Cancong es el dios chino del cultivo de gusanos de seda y de la sericultura, una deidad dedicada a enseñar a la humanidad los secretos de la domesticación y cría de estos extraordinarios insectos. Su función en el panteón celeste es fundamentalmente educativa: otorgó a los mortales el conocimiento necesario para transformar el trabajo de los gusanos de seda en el material más precioso de la antigüedad.
Como maestro divino de la sericultura, Cancong representa el tipo de deidad que en la mitología china encarnaba el conocimiento técnico y las artes prácticas necesarias para la supervivencia y la prosperidad humana. Su enseñanza no fue simplemente la transmisión de información, sino un acto de gracia celestial que permitió a las civilizaciones humanas acceder a una riqueza incomparable.
Las fuentes antiguas que conservan información sobre Cancong son limitadas y fragmentarias, lo que refleja la antigüedad de su culto y la forma en que muchas deidades menores del panteón chino fueron gradualmente olvidadas o sus historias se entrelazaron con las de otros dioses.
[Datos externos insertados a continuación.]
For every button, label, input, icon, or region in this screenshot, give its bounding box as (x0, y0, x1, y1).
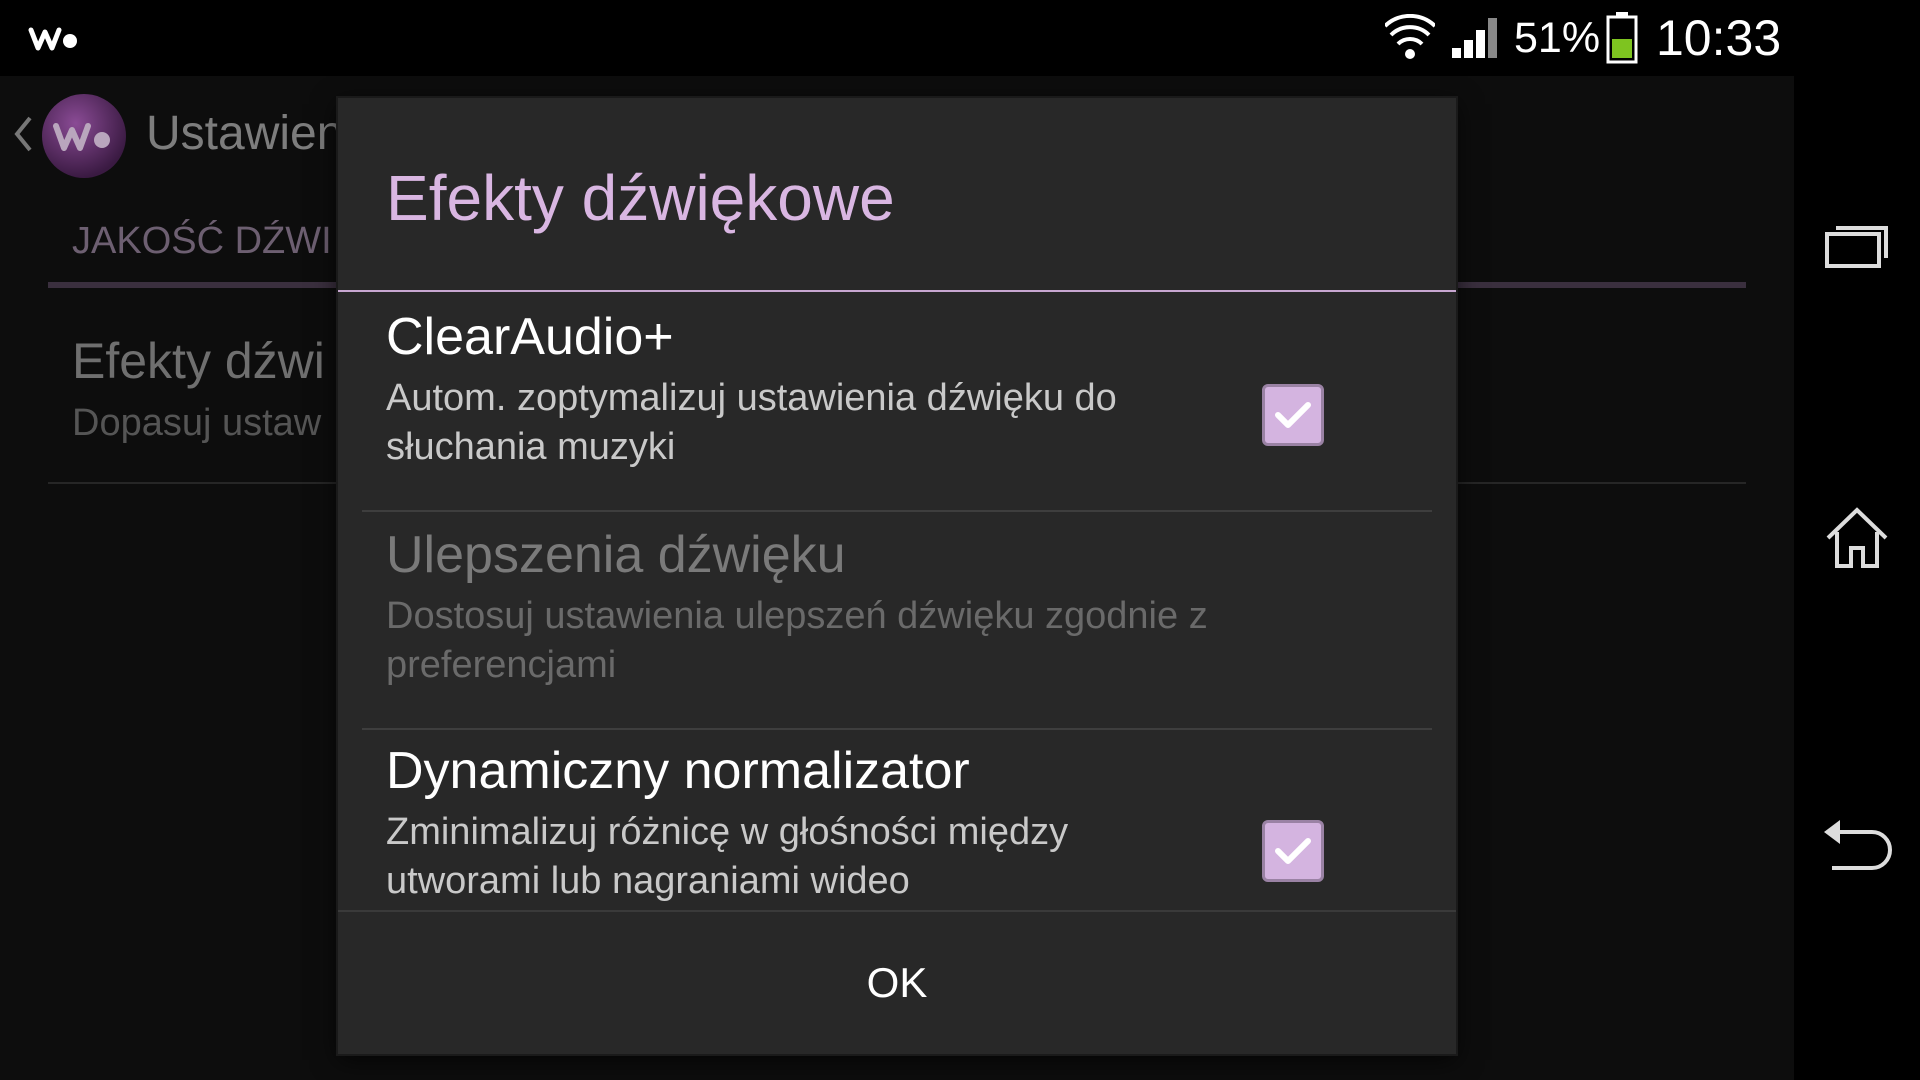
recents-icon[interactable] (1824, 220, 1890, 270)
dynamic-normalizer-checkbox[interactable] (1262, 820, 1324, 882)
battery-icon (1606, 12, 1638, 64)
dialog-button-bar: OK (338, 910, 1456, 1054)
clearaudio-checkbox[interactable] (1262, 384, 1324, 446)
navigation-bar (1794, 0, 1920, 1080)
home-icon[interactable] (1824, 506, 1890, 570)
settings-item-title[interactable]: Efekty dźwi (72, 330, 325, 392)
dialog-title: Efekty dźwiękowe (386, 162, 895, 234)
signal-icon (1452, 18, 1497, 58)
wifi-icon (1385, 14, 1435, 59)
option-title: Dynamiczny normalizator (386, 742, 970, 800)
chevron-left-icon[interactable] (12, 114, 34, 154)
app-title: Ustawien (146, 107, 344, 160)
settings-item-summary: Dopasuj ustaw (72, 402, 322, 444)
option-summary: Zminimalizuj różnicę w głośności między … (386, 811, 1069, 902)
checkmark-icon (1275, 838, 1311, 864)
checkmark-icon (1275, 402, 1311, 428)
walkman-logo-icon[interactable] (40, 92, 128, 180)
battery-percent: 51% (1514, 14, 1601, 62)
section-header: JAKOŚĆ DŹWI (72, 220, 332, 262)
back-icon[interactable] (1820, 816, 1894, 872)
option-sound-enhancements: Ulepszenia dźwięku Dostosuj ustawienia u… (338, 512, 1456, 728)
status-bar: 51% 10:33 (0, 0, 1794, 76)
screen: 51% 10:33 Ustawien JAKOŚĆ DŹWI Efekty dź… (0, 0, 1920, 1080)
option-clearaudio[interactable]: ClearAudio+ Autom. zoptymalizuj ustawien… (338, 292, 1456, 510)
option-dynamic-normalizer[interactable]: Dynamiczny normalizator Zminimalizuj róż… (338, 730, 1456, 910)
option-summary: Dostosuj ustawienia ulepszeń dźwięku zgo… (386, 595, 1208, 686)
clock: 10:33 (1656, 10, 1782, 66)
option-summary: Autom. zoptymalizuj ustawienia dźwięku d… (386, 377, 1117, 468)
ok-button[interactable]: OK (338, 912, 1456, 1054)
option-title: ClearAudio+ (386, 308, 674, 366)
option-title: Ulepszenia dźwięku (386, 526, 846, 584)
walkman-icon (28, 27, 77, 51)
sound-effects-dialog: Efekty dźwiękowe ClearAudio+ Autom. zopt… (338, 98, 1456, 1054)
Su nombre aparece en registros antiguos, pero los detalles específicos de su mitología y sus enseñanzas se han perdido en gran medida al paso de los milenios.
Lo que perdura de Cancong es su esencia: la idea de una deidad benefactora que compartió un conocimiento transformador con la humanidad, permitiendo que una práctica agrícola específica floreciera y se convirtiera en pilar de la civilización china. En este aspecto, Cancong comparte el legado de otros dioses primordiales chinos que dieron a los mortales los fundamentos de la cultura y la subsistencia.